Não. Não foi precisamente nesse momento que tive a certeza de que estávamos dentro de seu útero. Foi um pouco mais adiante. Na verdade, pouco se pode falar sobre certezas quanto à obra, já que esta deixa a cada espectador a tarefa de construir suas próprias leituras a partir das imagens que vê e dos textos que ouve. Mas sim, pelo menos eu, estava dentro de seu útero. Devida e simbolicamente involucrados, eu e meus companheiros – assim como aqueles do segundo grupo de exploradores, que puderam examinar de mais perto o ambiente com suas lanternas – estávamos preservados da possibilidade de fertilizar aquele corpo que parece optar por não ser fecundado.
Sim. Foi durante a primeira sequência da obra que descobri que estava em seu útero. O percurso que percorremos no espetáculo, e que de certa forma vai do corporal ao espiritual, não poderia iniciar de outro modo que não pelo sexo. Imagens audiovisuais com alto teor erótico projetam-se em ambas as paredes laterais do ambiente – único momento em que a encenação se utiliza de tal recurso, sugerindo a ideia de que tais imagens se passam no mundo externo ao qual estamos e ao qual não temos acesso – enquanto os intérpretes, embrionariamente, revezam-se na dança de erguer uma pequena árvore-ovário. Tanto eles quanto a árvore são possibilidades de vida, que, não fertilizadas, não chegarão a nascer.
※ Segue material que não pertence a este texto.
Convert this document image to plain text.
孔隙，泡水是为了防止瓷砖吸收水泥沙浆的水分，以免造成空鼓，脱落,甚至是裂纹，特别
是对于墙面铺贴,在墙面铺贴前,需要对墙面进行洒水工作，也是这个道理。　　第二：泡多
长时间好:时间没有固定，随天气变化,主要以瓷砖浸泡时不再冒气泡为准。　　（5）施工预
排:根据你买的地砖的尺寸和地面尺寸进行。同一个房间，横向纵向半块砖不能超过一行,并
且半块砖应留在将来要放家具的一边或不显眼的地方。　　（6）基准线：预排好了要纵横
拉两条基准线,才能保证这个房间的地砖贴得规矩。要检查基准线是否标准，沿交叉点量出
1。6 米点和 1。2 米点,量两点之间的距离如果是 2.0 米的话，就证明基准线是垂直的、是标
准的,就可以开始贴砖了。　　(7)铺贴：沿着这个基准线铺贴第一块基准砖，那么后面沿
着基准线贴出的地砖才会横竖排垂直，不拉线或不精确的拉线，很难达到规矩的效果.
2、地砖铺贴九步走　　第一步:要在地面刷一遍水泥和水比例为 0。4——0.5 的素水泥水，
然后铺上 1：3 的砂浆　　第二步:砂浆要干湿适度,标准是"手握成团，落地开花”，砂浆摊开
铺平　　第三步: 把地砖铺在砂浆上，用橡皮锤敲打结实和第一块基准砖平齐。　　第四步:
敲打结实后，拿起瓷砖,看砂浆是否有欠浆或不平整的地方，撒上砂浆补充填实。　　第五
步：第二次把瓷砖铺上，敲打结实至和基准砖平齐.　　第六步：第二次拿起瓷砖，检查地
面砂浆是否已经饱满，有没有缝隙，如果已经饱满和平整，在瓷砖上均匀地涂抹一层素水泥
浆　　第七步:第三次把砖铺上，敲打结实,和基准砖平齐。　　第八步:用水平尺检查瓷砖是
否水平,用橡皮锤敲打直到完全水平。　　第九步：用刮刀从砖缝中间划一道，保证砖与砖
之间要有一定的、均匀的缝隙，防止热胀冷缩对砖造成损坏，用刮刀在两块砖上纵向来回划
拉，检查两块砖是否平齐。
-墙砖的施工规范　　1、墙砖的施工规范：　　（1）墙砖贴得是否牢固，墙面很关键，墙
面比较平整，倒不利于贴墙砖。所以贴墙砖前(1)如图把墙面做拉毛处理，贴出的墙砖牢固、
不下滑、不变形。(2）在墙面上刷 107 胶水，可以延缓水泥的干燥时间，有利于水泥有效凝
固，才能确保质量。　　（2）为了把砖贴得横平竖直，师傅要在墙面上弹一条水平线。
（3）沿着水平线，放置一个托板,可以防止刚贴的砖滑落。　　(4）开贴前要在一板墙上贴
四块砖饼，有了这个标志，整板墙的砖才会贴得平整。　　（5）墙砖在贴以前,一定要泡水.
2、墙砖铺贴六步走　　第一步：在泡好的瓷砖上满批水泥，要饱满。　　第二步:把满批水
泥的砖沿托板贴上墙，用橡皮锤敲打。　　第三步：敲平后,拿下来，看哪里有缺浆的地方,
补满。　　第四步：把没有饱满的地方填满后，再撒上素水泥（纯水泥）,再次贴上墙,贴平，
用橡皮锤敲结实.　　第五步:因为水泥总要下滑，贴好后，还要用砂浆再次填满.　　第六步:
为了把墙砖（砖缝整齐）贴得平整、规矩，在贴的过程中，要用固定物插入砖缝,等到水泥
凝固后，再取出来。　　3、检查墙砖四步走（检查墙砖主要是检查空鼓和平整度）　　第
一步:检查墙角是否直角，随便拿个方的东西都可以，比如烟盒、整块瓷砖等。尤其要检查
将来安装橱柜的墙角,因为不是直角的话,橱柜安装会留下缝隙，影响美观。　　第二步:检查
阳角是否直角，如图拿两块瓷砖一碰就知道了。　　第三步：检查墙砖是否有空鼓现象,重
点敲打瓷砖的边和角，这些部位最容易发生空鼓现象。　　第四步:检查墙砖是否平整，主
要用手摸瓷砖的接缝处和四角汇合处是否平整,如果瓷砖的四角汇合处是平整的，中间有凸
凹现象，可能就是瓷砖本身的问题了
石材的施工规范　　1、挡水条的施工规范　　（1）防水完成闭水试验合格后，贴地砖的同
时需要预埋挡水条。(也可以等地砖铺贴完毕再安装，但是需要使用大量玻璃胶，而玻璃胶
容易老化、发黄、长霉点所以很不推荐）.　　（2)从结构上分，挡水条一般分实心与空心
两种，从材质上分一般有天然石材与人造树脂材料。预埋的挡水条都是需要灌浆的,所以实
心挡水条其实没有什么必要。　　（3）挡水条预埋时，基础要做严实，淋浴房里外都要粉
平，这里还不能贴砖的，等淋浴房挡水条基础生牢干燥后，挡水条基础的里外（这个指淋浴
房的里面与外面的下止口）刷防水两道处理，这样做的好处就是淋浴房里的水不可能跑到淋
Ainda assim os embriões desenvolvem-se. Adquirem personalidades e vestimentas características que os diferenciam ao ponto de reproduzirem, dentro desse ambiente, algo que ainda não viveram e nem terão a chance de viver por si próprios, mas que talvez carreguem dentro de si como parte daquela mulher da qual ao mesmo tempo pertencem e são parte. Apesar de únicos, todos são possíveis facetas de um mesmo organismo e de um mesmo indivíduo mulher. Enquanto assisto à obra, me pego refletindo sobre a loucura que é pensar que mais do que uma simples transmissão genética, diferentemente do que ocorre com os espermatozoides de nossos pais, todos nós fomos partes de nossas mães e absorvemos suas experiências corporais desde o dia de seus nascimentos. O quanto de experiência materna acumulada carregamos conosco antes mesmo de nascermos?
Não. Talvez não estejamos em seu útero. Mas sim em seus olhos que registram as relações e ações destas quatro figuras que interagem ora em formato coral, ora com certo protagonismo e que por vezes se utilizam de pequenos objetos para criarem imagens esteticamente potentes e passíveis de múltiplas interpretações. A cuidadosa direção de arte do espetáculo privilegia o público frontal, ainda que parte dos espectadores esteja acomodada nas duas laterais da área cênica, e cuja interação com os intérpretes e com o espaço, após o momento inicial, não se desenvolve a ponto de estabelecer uma diferença significativa entre os dois públicos. Do mesmo modo, apesar do grande impacto visual inicial que gera, a estrutura cenográfica central aos poucos perde sua potência ao não sofrer nenhuma interferência ou menção por parte dos intérpretes ou da cena.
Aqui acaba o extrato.